33 - soins
Clothilde, comme à son habitude, ne répondit pas à ma proposition.
Pourquoi avais-je émis cette idée ? Le fait d’avoir accepté la mort d’Arthur avait laissé la place à un vide désespéré. J’étais retourné au club, sans vraiment avoir envie de participer : cela ne me concernai plus. De toute façon, après ce que j’avais vécu, ces divertissements m’apparaissaient pour ce qu’ils étaient vraiment : ridicules. Mon statut de héros et de victime se révélait ingérable.
Seul Christopher maintenait une relation appréciable, continuant à recueillir toutes les bribes possibles de mon existence. Il m’avait soumis les premiers chapitres de son texte. Lire sa vie, racontée à la première personne était étrange, comme une expérience de sortie de corps, ou de dédoublement de la personnalité.
Seuls les rapports avec Clothilde me rappelaient un monde vivable. Nous partagions la même douleur, le même manque, la disparition de notre moitié. Est-ce que cela suffisait à nous unir et à combler notre vide ?
Ce ne fut que deux jours plus tard qu’elle me répondit.
— Non, Jérôme ! Je ne vais ni t’aider, ni t’encourager à t’occuper de William. Depuis trois mois, nous sommes les seuls à aller le voir ; maman ne vient plus, car ça ne sert à rien, ni pour lui, ni pour ceux qui viennent. Si tu le fais, tu seras tout seul. C’est une charge très lourde. Elle va te bouffer la vie. Il est jeune et il peut tenir des dizaines d’années !
Soit je continuais cette vie partielle avec elle, soit je devenais un reclus soignant un fantôme.
Je suivis une formation, je fis modifier l’appartement pour transformer la chambre.
Avant de déménager, Clothilde m’annonça que leurs parents s’étaient opposés très fortement à ce changement. Une procédure était en cours pour que William soit mis sous la tutelle de leur père.

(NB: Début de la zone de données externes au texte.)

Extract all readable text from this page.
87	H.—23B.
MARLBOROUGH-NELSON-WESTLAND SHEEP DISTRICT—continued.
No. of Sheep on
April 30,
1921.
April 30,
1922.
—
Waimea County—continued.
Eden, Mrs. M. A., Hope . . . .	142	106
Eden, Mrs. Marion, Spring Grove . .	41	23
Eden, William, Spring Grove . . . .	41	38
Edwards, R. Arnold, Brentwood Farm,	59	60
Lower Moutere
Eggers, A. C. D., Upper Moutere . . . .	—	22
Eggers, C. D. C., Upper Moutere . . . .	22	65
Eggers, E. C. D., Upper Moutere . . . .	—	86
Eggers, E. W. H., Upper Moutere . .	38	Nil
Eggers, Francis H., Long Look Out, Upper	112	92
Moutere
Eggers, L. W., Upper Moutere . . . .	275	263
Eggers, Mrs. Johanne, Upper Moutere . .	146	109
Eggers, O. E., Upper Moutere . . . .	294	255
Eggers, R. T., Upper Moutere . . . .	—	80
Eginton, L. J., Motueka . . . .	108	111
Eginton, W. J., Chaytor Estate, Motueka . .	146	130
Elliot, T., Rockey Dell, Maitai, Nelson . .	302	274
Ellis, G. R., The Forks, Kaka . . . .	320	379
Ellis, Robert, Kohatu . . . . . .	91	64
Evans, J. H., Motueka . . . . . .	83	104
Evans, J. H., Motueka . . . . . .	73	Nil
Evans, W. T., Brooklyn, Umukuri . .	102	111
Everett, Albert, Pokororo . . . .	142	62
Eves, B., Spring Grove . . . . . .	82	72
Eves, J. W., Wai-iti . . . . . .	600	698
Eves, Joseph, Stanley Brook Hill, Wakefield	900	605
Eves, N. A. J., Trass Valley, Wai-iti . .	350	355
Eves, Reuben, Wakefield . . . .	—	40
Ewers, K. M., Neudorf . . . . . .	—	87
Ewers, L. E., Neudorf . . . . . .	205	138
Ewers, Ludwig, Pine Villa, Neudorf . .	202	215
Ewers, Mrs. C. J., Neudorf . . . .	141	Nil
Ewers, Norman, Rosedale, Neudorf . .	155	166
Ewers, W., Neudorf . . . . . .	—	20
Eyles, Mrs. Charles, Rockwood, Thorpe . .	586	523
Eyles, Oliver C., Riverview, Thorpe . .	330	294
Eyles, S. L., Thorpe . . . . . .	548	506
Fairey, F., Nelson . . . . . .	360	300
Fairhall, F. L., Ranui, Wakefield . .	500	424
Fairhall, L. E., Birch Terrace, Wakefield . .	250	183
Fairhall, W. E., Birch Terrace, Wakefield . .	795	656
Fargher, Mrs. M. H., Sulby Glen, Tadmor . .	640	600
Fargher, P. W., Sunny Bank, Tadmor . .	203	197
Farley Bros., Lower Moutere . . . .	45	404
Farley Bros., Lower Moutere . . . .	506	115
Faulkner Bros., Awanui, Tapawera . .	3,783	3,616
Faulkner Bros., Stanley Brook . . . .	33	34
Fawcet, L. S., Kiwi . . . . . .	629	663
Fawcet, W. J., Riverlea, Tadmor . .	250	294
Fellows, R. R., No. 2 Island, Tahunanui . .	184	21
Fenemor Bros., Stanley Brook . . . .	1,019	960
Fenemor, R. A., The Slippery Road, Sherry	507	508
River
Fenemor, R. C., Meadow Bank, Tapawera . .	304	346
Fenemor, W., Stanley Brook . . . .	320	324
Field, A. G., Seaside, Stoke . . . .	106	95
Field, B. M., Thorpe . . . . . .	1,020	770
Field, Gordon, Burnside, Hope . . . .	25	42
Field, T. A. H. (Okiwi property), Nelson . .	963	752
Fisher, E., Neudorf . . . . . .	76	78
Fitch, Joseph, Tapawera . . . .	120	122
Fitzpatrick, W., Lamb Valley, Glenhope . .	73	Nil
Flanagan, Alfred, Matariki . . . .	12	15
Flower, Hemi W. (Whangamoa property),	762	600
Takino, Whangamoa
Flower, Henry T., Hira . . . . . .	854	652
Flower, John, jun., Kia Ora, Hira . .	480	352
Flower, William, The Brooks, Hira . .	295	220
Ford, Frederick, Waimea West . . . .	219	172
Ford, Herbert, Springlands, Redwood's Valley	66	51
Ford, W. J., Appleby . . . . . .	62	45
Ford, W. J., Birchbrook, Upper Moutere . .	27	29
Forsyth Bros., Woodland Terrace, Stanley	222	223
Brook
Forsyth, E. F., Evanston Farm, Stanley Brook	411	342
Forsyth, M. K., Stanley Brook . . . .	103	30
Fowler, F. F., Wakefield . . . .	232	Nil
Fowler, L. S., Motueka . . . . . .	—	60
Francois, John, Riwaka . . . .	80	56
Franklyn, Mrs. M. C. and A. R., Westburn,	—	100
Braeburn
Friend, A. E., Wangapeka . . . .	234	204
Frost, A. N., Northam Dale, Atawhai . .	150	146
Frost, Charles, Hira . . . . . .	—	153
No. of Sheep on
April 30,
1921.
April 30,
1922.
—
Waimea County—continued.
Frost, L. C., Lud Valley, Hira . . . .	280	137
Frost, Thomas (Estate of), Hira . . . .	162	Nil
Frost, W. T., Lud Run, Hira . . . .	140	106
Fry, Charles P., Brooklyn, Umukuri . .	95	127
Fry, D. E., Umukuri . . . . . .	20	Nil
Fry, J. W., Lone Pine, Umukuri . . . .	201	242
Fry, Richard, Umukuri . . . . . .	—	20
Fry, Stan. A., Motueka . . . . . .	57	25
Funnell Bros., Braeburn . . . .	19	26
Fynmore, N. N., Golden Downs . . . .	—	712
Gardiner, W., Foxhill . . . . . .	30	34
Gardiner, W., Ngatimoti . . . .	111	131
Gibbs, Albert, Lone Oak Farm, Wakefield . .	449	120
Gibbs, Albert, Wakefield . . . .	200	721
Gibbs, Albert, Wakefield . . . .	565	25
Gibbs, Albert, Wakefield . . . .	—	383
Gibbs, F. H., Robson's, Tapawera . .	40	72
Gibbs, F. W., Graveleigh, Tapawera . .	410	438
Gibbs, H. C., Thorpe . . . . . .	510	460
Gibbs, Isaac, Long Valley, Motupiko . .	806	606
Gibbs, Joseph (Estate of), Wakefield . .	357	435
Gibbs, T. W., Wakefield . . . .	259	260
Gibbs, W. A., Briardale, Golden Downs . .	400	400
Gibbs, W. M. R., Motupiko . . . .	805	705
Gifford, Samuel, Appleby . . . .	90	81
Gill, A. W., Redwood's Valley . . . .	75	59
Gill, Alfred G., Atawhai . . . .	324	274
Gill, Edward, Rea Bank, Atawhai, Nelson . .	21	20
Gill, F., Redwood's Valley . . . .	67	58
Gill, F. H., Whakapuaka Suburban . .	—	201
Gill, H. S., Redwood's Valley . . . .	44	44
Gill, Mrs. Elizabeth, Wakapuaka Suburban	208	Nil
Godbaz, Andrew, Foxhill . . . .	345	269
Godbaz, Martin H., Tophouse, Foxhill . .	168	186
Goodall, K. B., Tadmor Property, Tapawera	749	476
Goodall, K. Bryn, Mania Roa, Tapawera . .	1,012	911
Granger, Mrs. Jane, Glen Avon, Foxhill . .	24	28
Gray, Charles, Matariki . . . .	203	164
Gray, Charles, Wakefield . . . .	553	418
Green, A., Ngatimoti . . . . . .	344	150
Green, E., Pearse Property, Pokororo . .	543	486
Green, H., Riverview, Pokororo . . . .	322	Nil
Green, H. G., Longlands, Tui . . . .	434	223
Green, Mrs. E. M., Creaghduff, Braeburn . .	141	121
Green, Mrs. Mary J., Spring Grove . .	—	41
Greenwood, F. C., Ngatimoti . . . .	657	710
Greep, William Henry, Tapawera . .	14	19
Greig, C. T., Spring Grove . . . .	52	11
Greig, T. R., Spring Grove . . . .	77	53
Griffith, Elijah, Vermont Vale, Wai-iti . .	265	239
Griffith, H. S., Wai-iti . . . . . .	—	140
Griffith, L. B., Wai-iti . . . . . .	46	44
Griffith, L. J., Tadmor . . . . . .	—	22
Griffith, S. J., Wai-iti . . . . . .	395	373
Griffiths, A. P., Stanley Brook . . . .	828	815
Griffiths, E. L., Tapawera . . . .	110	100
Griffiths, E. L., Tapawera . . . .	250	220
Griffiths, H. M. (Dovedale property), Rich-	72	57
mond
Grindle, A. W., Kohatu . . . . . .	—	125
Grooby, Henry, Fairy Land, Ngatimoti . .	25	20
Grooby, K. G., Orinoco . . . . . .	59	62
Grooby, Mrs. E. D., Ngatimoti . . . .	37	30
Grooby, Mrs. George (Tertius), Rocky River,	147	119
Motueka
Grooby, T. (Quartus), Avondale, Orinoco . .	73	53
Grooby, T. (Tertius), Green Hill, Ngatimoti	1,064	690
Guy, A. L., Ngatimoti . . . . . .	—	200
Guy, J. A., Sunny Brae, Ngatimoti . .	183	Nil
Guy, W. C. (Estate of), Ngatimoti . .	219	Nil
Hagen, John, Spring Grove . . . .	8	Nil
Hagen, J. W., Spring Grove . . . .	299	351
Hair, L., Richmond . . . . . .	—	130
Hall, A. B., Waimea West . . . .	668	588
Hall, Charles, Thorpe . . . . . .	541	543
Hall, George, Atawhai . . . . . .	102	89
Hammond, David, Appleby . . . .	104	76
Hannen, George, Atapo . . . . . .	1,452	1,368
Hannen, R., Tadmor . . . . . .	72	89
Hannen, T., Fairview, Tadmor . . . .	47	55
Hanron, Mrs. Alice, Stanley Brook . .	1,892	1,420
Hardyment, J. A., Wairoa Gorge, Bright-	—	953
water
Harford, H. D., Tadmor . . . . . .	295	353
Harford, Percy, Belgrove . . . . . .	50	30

L’important était la mise en place de ma nouvelle vie. Ce n’est que lorsque William a été installé, que j’ai commencé à avoir des routines, que je suis allé au club. Je savais Sébastien de bon conseil, en tant qu’avocat. Il m’expliqua les implications et prit personnellement en main mon dossier.
L’arrivée de William fut un moment intense. Une fois installé, les ambulanciers et infirmiers repartis, notre seconde vie commune pouvait commencer. Jusqu’à présent, je lui avais tenu la main et, au pire, assisté à la toilette. Ce soir-là, j’étais seul devant le cadavre vivant de celui qui avait été mon amant, mon mari, ma raison de vivre.
Je lui parlai, inutilement. Je lui avais annoncé le changement, sans réaction. Quand la civière avait franchi la porte, son visage se crispa, comme lors de mes premières visites. À Berck, il s’était décontracté petit à petit, surtout depuis que Clothilde m’accompagnait.
Je retirai le drap. Son corps avait considérablement maigri. Pourtant, j’ai ressenti la même bouffée qu’à notre première rencontre. Ses cheveux avaient été coupés et maintenus très courts et de petits blanchiments avaient commencé à les ternir. Je décidai de les laisser pousser, pour retrouver sa tignasse, qui, comme celle de Samson, lui donnait sa force et surtout son charme. Malgré la déchéance des protections, le revoir ainsi me fit monter les larmes. Même diminué, il restait l’homme de ma vie, l’unique. Je le lui dis, le couvrant de baisers et de caresses. J’étais heureux qu’il soit à moi de nouveau. Je tentais un baiser sur la bouche, mais sa crispation des lèvres me retint. Je devais le reconquérir avant tout, certain d’y parvenir.
Il fallait le redresser pour le faire manger. J'y passais un temps fou, partageant son assiette. Nous étions à nouveau ensemble.
La première toilette fut délicate, avec le nettoyage et le changement des protections. Je fus étonné par son poids, malgré sa perte de musculation, du à son relâchement permanent. Une fois préparé, je lui souhaitai bonne nuit, avant de me relever plusieurs fois pour vérifier qu’il allait bien. À chacun de mes passages, je le trouvais avec les yeux ouverts. Peut-être ne dormait-il plus ?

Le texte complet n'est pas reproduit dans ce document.